My name is Jason Elia, and on occasion, I do drugs.
How many of you have ever done drugs?
None of you?
Okay, that’s cool. You know straightedge is really in right now. Congrats to you all.
I have no problem admitting that I’ve smoked, snorted and popped drugs. Never used a needle though, needles scare me. Well except that one time, but I was visiting my friend at work and he’s a doctor. That was a good time. Makes me wish I had gone to med school. I could’ve, I got a 42 on my MCAT… I feel I’ve stumbled off topic.
What was this post suppose to be about again?
Little Debbie Snack Cakes!!!
Okay, let me explain. I was trying to figure out how lesbians have sex. And not the type of lesbian sex you see in porn, but real lesbian sex. Because I want the scene in this film I’m writing to be honest. Anyway, I had smoked a very popular drug who shall remain nameless. She was medical grade in fact. (That’s some Alanis style irony there.) And by the time I got to part where eating became involved, I got hungry.
So, I decided to take a break and walked a block to a gas station. Because that’s just where you go for times like these.
I loaded down my arms with everything that would make my condition well know to anyone with half a brain and walked up to the lovely cashier who looks like George Clooney, he gave me a smile that would melt any straight mans heart and proceeded to do his job.

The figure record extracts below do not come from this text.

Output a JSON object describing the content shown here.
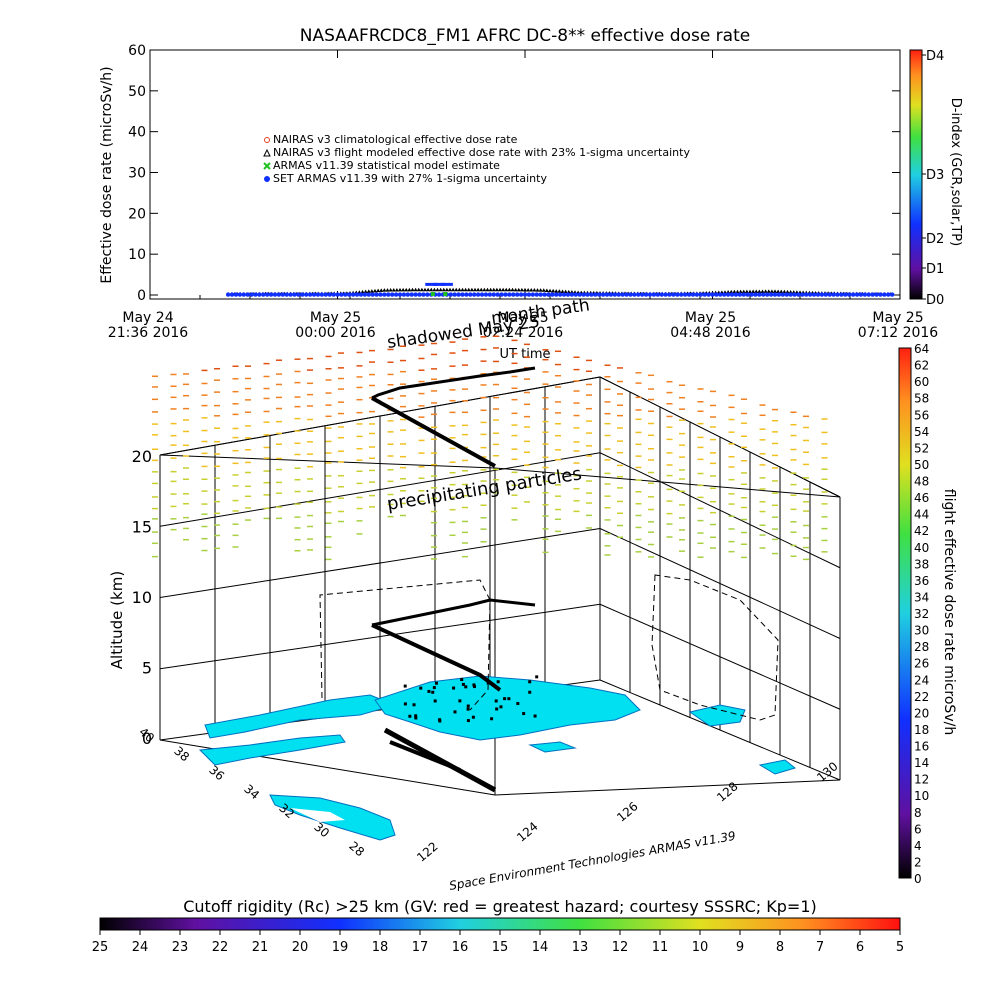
{
  "chart_data": [
    {
      "type": "line",
      "title": "NASAAFRCDC8_FM1 AFRC DC-8** effective dose rate",
      "ylabel": "Effective dose rate (microSv/h)",
      "xlabel": "UT time",
      "ylim": [
        0,
        60
      ],
      "y_ticks": [
        "0",
        "10",
        "20",
        "30",
        "40",
        "50",
        "60"
      ],
      "x_ticks": [
        {
          "line1": "May 24",
          "line2": "21:36 2016"
        },
        {
          "line1": "May 25",
          "line2": "00:00 2016"
        },
        {
          "line1": "May 25",
          "line2": "02:24 2016"
        },
        {
          "line1": "May 25",
          "line2": "04:48 2016"
        },
        {
          "line1": "May 25",
          "line2": "07:12 2016"
        }
      ],
      "legend": [
        {
          "label": "NAIRAS v3 climatological effective dose rate",
          "color": "#e04020"
        },
        {
          "label": "NAIRAS v3 flight modeled effective dose rate with 23% 1-sigma uncertainty",
          "color": "#000000"
        },
        {
          "label": "ARMAS v11.39 statistical model estimate",
          "color": "#20c020"
        },
        {
          "label": "SET ARMAS v11.39 with 27% 1-sigma uncertainty",
          "color": "#1030ff"
        }
      ],
      "series": [
        {
          "name": "NAIRAS v3 flight modeled effective dose rate with 23% 1-sigma uncertainty",
          "x_hours": [
            1.0,
            1.5,
            2.0,
            2.5,
            3.0,
            3.5,
            4.0,
            4.5,
            5.0,
            5.5,
            6.0,
            6.5,
            7.0,
            7.5,
            8.0,
            8.5,
            9.0,
            9.5
          ],
          "values": [
            0.2,
            0.3,
            0.3,
            0.4,
            1.2,
            1.3,
            1.3,
            1.3,
            1.2,
            0.6,
            0.4,
            0.3,
            0.4,
            0.8,
            0.9,
            0.5,
            0.3,
            0.2
          ]
        },
        {
          "name": "SET ARMAS v11.39 with 27% 1-sigma uncertainty",
          "x_hours": [
            1.0,
            2.0,
            3.0,
            4.0,
            5.0,
            6.0,
            7.0,
            8.0,
            9.0,
            9.5
          ],
          "values": [
            0.1,
            0.1,
            0.2,
            0.2,
            0.2,
            0.1,
            0.1,
            0.1,
            0.1,
            0.1
          ]
        },
        {
          "name": "ARMAS v11.39 statistical model estimate",
          "x_hours": [
            3.6,
            3.7,
            3.8
          ],
          "values": [
            2.6,
            2.6,
            2.6
          ]
        }
      ],
      "d_index_axis": {
        "label": "D-index (GCR,solar,TP)",
        "ticks": [
          "D0",
          "D1",
          "D2",
          "D3",
          "D4"
        ]
      }
    },
    {
      "type": "scatter",
      "annotations": [
        "shadowed  May 25",
        "month path",
        "precipitating particles"
      ],
      "zlabel": "Altitude (km)",
      "z_ticks": [
        "0",
        "5",
        "10",
        "15",
        "20"
      ],
      "lat_ticks": [
        "40",
        "38",
        "36",
        "34",
        "32",
        "30",
        "28"
      ],
      "lon_ticks": [
        "122",
        "124",
        "126",
        "128",
        "130"
      ],
      "credit": "Space Environment Technologies ARMAS v11.39",
      "dose_colorbar": {
        "label": "flight effective dose rate microSv/h",
        "ticks": [
          "0",
          "2",
          "4",
          "6",
          "8",
          "10",
          "12",
          "14",
          "16",
          "18",
          "20",
          "22",
          "24",
          "26",
          "28",
          "30",
          "32",
          "34",
          "36",
          "38",
          "40",
          "42",
          "44",
          "46",
          "48",
          "50",
          "52",
          "54",
          "56",
          "58",
          "60",
          "62",
          "64"
        ]
      }
    }
  ],
  "cutoff_bar": {
    "title": "Cutoff rigidity (Rc) >25 km (GV: red = greatest hazard; courtesy SSSRC; Kp=1)",
    "ticks": [
      "25",
      "24",
      "23",
      "22",
      "21",
      "20",
      "19",
      "18",
      "17",
      "16",
      "15",
      "14",
      "13",
      "12",
      "11",
      "10",
      "9",
      "8",
      "7",
      "6",
      "5"
    ]
  }
}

I went to hand him my card to pay for my bounty and he refused to run it claiming the “system was down.” (Fuck the system.)
Not to fear though, we all still carry cash. (Note the sarcasm.)
I find myself digging through my pockets, and then checking my car seats, because I have this magical car that follows me around. I mean seriously, I said walked. My car is magic. Get over your jealousy of my awesome magic follow me car.
Too which I could only come up with two not so shiny quarters. So I had George, minus all my goodies except two Little Debbies. And my new total was…. ONE DOLLAR!!!
Since when have single wrapped Little Debbie Snack Cakes cost more than twenty-five cents a piece?!
I proceeded to disregard other customers to pull out my soapbox (one that will no doubt one day place me in The Oval Office of this fair country) and stood tall. I gave a speech that I don’t clearly remember; that was full of spirit and platitudes that will no doubt resonate in young Clooney’s mind for years to come, that easily rivaled that of MLK’s “I have a dream”, Reagen’s “Tear Down This Wall” and whatever JFK said to get Marilyn Monroe into bed.
And by the time I finished… the credit card system was back up and I got all of my munchies.
(And yes I realize the Alanis Morissette song had nothing to do with irony. Just like my reference. Feel free to laugh now.)